Why is fseek or fflush always required between reading and writing in the update modes?

Q: I'm trying to update a file in place, by using fopen mode "r+", reading a certain string, and writing back a modified string, but it's not working.

A: Be sure to call fseek before you write, both to seek back to the beginning of the string you're trying to overwrite, and because an fseek or fflush is always required between reading and writing in the read/write "+" modes.

My question is why fseek or fflush is always required between reading and writing in the read/write "+" modes? Section 5.2 of Andrew Koenig's C Traps and Pitfalls (1989) mentioned that it is because of a backward compatibility issue. Can anyone explain in detail?


The library buffers input and output operations. Check out setvbuf() and the _IOFBF, _IOLBF parameters to that funktion.

fseek() or fflush() require the library to commit buffered operations.

The standard specifies a seek or flush operation as mandatory to allow the library some shortcuts; otherwise, for every I/O operation, the lib would have to check if the previous operation was also a read op (or a write op), and trigger a flush by itself if the "direction" of the I/O changed. With the specifications as-is, the library may assume the client did the seek / flush before changing I/O direction.

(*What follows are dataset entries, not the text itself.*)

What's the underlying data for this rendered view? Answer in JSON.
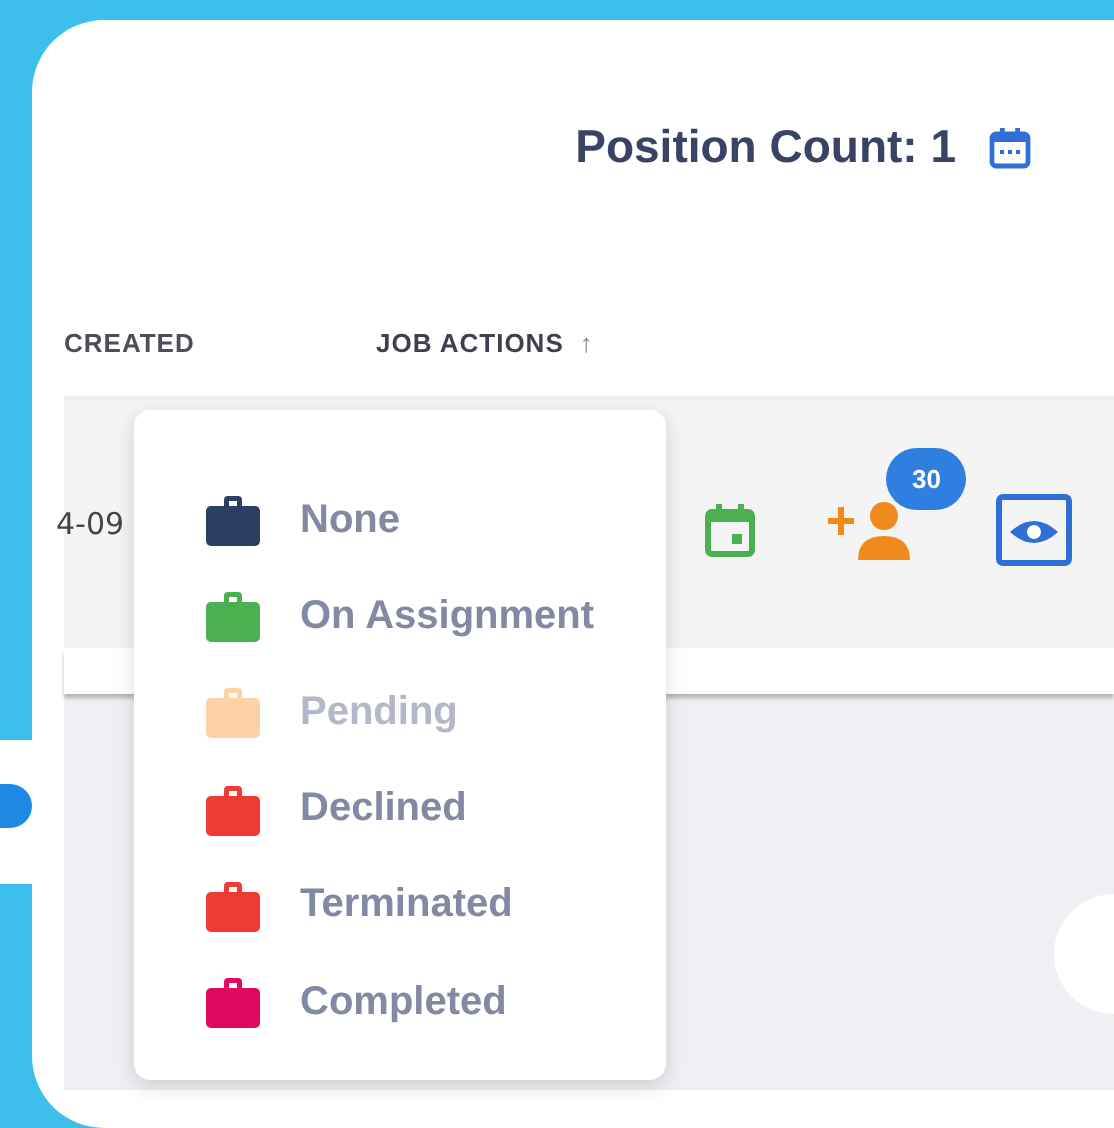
{
  "header": {
    "title": "Position Count: 1"
  },
  "table": {
    "columns": [
      {
        "label": "CREATED",
        "sorted": false
      },
      {
        "label": "JOB ACTIONS",
        "sorted": true,
        "sort_icon": "↑"
      }
    ],
    "rows": [
      {
        "created": "4-09",
        "badge": "30"
      }
    ]
  },
  "status_menu": {
    "items": [
      {
        "label": "None",
        "color": "#2c3e63",
        "disabled": false
      },
      {
        "label": "On Assignment",
        "color": "#4caf50",
        "disabled": false
      },
      {
        "label": "Pending",
        "color": "#fdd3a5",
        "disabled": true
      },
      {
        "label": "Declined",
        "color": "#ee3b33",
        "disabled": false
      },
      {
        "label": "Terminated",
        "color": "#ee3b33",
        "disabled": false
      },
      {
        "label": "Completed",
        "color": "#e0095f",
        "disabled": false
      }
    ]
  }
}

Because it keeps OS/library code simpler. A file stream may have separate read and write buffers, and extra effort would be required to make sure they are always synchronised. This would cost performance at times when it wasn't needed.

So instead, the programmer needs to do this explicitly when it is needed.


Read Plauger's "The Standard C Library" for some insights into why various features of the (C89) standard library are as they are - and in particular why parts of the standard I/O library are as they are. One reason is that C runs on very diverse systems and with diverse media; devices such as tapes may well need to be handled somewhat differently from the disk drive you're accustomed to thinking of. Also, on Unix, consider your 'tty' device - it connects a keyboard and a mouse to a screen - three quite different bits of hardware. Coordinating between those is tricky enough; the rules in the standard make it easier.


Note that the standard mandates this. This is from the C11 standard, ISO/IEC 9899:2011, but the wording was similar in prior editions:

§7.21.5.3 The fopen function

¶7 When a file is opened with update mode ('+' as the second or third character in the above list of mode argument values), both input and output may be performed on the associated stream. However, output shall not be directly followed by input without an intervening call to the fflush function or to a file positioning function (fseek, fsetpos, or rewind), and input shall not be directly followed by output without an intervening call to a file positioning function, unless the input operation encounters end-of-file. Opening (or creating) a text file with update mode may instead open (or create) a binary stream in some implementations.